Why Movement? Your Movement Reveals Something About You

A old woman is walking down a busy sidewalk in the city when she is firmly bumped aside as a man runs past her. Wait a second... that man stole her purse! Fortunately a police officer heard the cries and chases the man through alleyway, over fences, and past cooks in the hot frantic kitchen of a restaurant. The he turns the corner and it's a dead end. The thief is trapped. The police man aims his gun, and commands: Don't move.
Here is the question. Can the criminal really stop moving?
Can anyone stop moving if they are alive?

We explore this question and Feldenkrais' 5th of 9 reasons for Why Movement as a means for self-improvement.

You will hear the except get broken down sentence by sentence. We talk about how movement reflects our state of mind, how movement is inherent in every moment of living, all muscular activity is movement. I describe how I observe movement when I teach Feldenkrais® lessons. I offer a few descriptions of people's movement and how that evokes something about their state of mind.

It's a long excerpt this time so here it is for you to read.

All muscular activity is movement.
Every action originates in muscular activity. Seeing, talking, and even hearing require muscular action. (In hearing, the muscle regulates the tension of the eardrum in accordance with the loudness of the sound perceived)
Not only are mechanical coordination and temporal and spatial accuracy important in every movement, its intensity is also important. Permanent relaxation of muscles causes action to be slow and feeble, and permanent excessive tension causes jerky and angular movements; both makes states of mind apparent and linked with the motive of the actions. 
Thus, in mental patients, nervous persons, and those with an unstable self-image, it is possible to discern disturbances in the muscular tonus in accordance with the deficiency.
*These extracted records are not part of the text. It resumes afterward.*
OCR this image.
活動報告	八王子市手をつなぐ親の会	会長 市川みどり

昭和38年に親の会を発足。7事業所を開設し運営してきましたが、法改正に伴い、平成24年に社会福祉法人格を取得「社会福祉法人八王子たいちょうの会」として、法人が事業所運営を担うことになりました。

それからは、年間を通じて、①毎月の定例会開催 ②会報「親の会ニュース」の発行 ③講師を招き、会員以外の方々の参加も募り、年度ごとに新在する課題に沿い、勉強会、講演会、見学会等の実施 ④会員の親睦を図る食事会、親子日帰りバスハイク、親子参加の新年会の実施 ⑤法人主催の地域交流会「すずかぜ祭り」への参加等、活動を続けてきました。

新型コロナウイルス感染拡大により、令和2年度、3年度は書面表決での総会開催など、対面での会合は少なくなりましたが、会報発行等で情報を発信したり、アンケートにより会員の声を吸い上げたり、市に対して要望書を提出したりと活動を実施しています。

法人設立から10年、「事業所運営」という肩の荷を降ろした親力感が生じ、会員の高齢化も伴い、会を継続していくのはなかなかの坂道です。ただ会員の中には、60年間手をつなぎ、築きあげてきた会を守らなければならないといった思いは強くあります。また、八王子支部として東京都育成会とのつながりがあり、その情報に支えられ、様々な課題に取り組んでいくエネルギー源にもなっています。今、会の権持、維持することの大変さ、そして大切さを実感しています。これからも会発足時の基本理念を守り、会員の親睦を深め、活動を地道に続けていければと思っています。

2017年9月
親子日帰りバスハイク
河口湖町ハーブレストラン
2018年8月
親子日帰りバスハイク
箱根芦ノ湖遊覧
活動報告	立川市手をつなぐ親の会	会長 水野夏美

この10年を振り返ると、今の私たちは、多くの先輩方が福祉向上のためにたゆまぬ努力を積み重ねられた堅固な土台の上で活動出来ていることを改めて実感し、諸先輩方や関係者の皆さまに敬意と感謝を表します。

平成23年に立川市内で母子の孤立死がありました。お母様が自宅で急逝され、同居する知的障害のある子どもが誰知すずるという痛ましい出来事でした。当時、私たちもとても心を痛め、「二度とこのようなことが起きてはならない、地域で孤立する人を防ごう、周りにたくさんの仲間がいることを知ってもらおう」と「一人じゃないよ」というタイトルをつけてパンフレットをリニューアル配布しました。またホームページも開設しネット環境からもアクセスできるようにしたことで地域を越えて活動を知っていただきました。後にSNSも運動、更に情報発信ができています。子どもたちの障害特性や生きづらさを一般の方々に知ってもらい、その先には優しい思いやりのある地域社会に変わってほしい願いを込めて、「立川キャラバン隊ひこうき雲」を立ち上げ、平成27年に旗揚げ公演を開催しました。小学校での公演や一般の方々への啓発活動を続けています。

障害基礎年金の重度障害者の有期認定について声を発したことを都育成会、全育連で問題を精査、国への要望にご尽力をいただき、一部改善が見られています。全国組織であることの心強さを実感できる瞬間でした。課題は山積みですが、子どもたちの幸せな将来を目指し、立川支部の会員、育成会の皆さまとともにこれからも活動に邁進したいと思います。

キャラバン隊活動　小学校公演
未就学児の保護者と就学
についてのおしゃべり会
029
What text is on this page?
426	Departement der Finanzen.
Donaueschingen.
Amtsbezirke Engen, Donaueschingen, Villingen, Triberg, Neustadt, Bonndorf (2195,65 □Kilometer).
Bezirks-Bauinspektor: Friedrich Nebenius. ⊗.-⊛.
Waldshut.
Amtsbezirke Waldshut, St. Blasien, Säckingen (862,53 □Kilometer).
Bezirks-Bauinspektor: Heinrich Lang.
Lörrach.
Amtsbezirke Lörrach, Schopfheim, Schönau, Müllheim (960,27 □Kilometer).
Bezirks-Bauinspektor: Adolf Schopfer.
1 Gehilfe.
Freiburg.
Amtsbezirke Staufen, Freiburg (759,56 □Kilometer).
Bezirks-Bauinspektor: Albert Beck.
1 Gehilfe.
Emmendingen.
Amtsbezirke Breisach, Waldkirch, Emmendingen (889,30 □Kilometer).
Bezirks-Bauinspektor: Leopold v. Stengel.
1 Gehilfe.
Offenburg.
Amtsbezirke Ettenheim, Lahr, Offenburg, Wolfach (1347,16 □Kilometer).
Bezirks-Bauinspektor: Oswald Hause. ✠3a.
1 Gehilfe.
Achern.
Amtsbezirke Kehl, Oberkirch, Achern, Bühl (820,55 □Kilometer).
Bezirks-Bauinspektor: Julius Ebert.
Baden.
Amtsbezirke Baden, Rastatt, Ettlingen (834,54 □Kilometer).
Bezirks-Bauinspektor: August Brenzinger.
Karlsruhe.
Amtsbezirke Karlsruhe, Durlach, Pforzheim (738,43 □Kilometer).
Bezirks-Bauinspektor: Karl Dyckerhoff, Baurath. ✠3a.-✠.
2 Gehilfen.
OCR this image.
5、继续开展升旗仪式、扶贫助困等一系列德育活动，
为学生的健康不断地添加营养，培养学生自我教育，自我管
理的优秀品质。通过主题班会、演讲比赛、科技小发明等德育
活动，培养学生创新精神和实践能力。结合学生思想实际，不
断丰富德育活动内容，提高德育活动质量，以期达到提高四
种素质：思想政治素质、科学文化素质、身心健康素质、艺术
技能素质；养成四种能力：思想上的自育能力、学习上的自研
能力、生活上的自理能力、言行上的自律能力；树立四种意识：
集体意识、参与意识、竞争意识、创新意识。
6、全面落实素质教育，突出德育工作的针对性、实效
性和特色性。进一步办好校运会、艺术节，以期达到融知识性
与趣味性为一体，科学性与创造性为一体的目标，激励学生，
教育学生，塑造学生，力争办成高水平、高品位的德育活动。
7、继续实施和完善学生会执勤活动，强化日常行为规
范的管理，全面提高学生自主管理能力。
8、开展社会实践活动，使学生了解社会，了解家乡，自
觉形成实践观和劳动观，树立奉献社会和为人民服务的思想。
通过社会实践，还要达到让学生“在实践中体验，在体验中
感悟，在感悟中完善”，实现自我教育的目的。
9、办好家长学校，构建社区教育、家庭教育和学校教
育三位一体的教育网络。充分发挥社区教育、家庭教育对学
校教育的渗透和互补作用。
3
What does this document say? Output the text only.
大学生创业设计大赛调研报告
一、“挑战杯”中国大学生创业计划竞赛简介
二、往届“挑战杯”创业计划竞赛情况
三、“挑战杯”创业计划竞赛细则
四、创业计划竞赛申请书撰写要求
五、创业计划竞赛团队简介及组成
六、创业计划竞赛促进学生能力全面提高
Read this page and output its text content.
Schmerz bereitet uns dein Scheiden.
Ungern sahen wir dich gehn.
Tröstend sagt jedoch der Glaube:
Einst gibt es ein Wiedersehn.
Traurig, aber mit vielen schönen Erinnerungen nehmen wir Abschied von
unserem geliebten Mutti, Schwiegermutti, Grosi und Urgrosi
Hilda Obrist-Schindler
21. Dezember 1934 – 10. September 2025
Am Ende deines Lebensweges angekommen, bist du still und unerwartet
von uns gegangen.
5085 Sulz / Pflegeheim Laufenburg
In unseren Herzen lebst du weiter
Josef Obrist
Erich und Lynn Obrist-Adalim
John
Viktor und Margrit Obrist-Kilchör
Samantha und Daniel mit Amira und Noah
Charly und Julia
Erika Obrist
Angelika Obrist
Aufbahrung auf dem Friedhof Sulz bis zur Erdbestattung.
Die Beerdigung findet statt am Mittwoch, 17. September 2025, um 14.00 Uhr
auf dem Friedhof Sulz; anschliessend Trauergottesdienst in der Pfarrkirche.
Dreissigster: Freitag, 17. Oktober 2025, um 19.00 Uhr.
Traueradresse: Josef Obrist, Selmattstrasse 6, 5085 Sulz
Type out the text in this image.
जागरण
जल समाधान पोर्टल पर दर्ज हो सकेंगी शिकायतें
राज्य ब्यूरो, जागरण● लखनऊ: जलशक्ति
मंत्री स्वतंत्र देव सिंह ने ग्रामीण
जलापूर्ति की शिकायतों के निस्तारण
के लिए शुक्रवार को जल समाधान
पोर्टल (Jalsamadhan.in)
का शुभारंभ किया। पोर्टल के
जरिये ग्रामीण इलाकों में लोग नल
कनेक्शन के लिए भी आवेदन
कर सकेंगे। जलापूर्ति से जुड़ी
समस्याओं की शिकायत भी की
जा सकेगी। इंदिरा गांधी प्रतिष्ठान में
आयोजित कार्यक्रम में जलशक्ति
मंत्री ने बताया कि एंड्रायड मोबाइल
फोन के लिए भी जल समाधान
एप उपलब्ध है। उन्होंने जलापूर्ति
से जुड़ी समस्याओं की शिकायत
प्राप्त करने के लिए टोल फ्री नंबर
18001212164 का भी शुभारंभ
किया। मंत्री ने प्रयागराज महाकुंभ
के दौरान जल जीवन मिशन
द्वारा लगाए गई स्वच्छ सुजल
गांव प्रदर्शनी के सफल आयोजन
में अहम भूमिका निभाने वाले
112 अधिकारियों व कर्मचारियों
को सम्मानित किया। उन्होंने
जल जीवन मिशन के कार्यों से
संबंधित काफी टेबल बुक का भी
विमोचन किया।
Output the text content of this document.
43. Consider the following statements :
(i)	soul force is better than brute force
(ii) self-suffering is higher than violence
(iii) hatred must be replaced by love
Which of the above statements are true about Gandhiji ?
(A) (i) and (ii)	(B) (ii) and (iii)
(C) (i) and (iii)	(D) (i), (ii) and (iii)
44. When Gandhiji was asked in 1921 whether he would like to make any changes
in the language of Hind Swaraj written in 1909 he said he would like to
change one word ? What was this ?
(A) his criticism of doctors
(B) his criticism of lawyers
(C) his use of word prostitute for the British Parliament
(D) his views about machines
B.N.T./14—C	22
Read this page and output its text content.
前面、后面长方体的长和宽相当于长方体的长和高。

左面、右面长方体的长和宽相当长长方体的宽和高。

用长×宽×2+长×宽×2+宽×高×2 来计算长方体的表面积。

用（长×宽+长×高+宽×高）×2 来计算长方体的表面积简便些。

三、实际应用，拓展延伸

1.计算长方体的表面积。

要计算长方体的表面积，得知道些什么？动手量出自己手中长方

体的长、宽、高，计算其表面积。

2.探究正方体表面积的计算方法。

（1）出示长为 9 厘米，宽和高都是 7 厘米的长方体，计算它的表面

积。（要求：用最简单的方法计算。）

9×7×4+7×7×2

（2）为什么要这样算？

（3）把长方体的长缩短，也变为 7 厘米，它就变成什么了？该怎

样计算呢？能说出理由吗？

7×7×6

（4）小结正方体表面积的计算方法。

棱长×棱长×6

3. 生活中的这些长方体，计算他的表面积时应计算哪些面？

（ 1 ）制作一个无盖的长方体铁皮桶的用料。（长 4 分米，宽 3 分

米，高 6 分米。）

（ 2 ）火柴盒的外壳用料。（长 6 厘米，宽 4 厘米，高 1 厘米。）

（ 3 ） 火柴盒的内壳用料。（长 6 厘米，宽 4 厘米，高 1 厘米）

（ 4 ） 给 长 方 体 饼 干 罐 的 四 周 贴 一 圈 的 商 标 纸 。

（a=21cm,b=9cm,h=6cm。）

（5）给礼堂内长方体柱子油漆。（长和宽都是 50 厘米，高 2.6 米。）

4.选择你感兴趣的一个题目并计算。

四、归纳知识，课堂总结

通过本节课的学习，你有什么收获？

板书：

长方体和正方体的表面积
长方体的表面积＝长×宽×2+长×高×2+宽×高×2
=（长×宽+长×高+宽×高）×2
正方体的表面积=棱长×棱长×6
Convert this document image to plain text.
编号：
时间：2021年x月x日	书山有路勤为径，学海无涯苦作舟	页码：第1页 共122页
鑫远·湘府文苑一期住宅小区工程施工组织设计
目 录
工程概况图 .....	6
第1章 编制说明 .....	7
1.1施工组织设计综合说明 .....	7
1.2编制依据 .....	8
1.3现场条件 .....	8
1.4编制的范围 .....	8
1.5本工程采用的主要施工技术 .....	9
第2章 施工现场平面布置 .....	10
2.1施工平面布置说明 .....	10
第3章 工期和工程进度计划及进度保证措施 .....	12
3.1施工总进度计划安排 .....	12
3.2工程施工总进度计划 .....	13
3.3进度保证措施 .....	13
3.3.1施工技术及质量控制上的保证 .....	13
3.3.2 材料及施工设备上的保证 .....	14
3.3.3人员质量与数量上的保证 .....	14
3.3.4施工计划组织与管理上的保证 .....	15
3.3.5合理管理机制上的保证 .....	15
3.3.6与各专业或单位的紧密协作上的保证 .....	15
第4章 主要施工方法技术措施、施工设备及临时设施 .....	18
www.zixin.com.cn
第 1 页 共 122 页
At the same time, other attributes of action, such as rhythm, and adjustment in time and space, may be more satisfactory. 
It is possible to discern trouble in the regulation of intensity in movements and in the facial expression of a person on the street, even for an unskilled observer who does not know exactly what is wrong.


Hi, I’m Jeffrey. 
I am a Certified Feldenkrais Practitioner and Filmmaker. I am the director of the upcoming documentary on the Feldenkrais Method.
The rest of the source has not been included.